Wow its been over 9 months since the last blog post, time to get back on the wagon!
I recently ran into an undocumented timeout limit for services hosted in Azure App Service and I struggled to figure out if I was doing something stupid or if the issue was the hosting platform.
There is a hard timeout limit of ~4mins on http(s) calls to APIs hosted in Azure App Service that is undocumented. There are no plans to address this so if you have long running api calls you will need to implement an alternative mechanism (polling, webhook push etc.) which is no bad thing assuming you have access to the API code.
500 - Request Timed Out
I was recently involved in a project which included calling an existing API which was now hosted in Azure app service. The API was a triggering a long running process which meant the API calls were blocked for a number of mins (yes this is bad but it does happen!). During development locally there wasn't any indication that the long running nature of this API call would be a problem as we had access to the API hosted locally and we had already tweaked IIS timeouts.

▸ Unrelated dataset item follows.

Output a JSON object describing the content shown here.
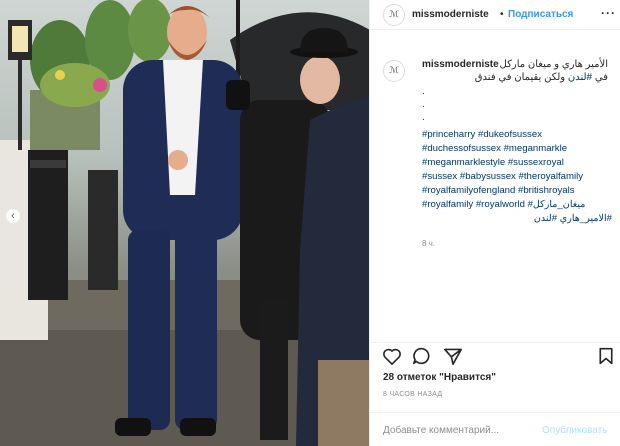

As soon as we were deployed onto App Service (S1 plan) and began testing we kept on seeing 500 - Request Timed Out after approx 230s. After checking all the possible timeout values, including some more obscure ones, I was stumped.
Finally I reached out to some of the Azure App Service engineering team who quickly told me it was a limit of app service and that there are no plans to lift this limit.
So what can you do?
Unfortunately there isn't a simple workaround if you are working with legacy(ish) code as I was. I had to implement a second API endpoint which was asynchronous and supported polling to check for progress (webhooks would probably be a better option if your upstream stack can support them). Most of you reading this will say that having an API that runs for minutes is shocking and I would agree that its not ideal but we often have to deal with older/legacy components which need to be surfaced via an API, however I will reiterate that being forced to work in an async manner is no bad thing.
Running into undocumented "features" of a platform are thankfully much rarer than the dark old days but I thought it might be useful to highlight this for anyone else who might run into the problem.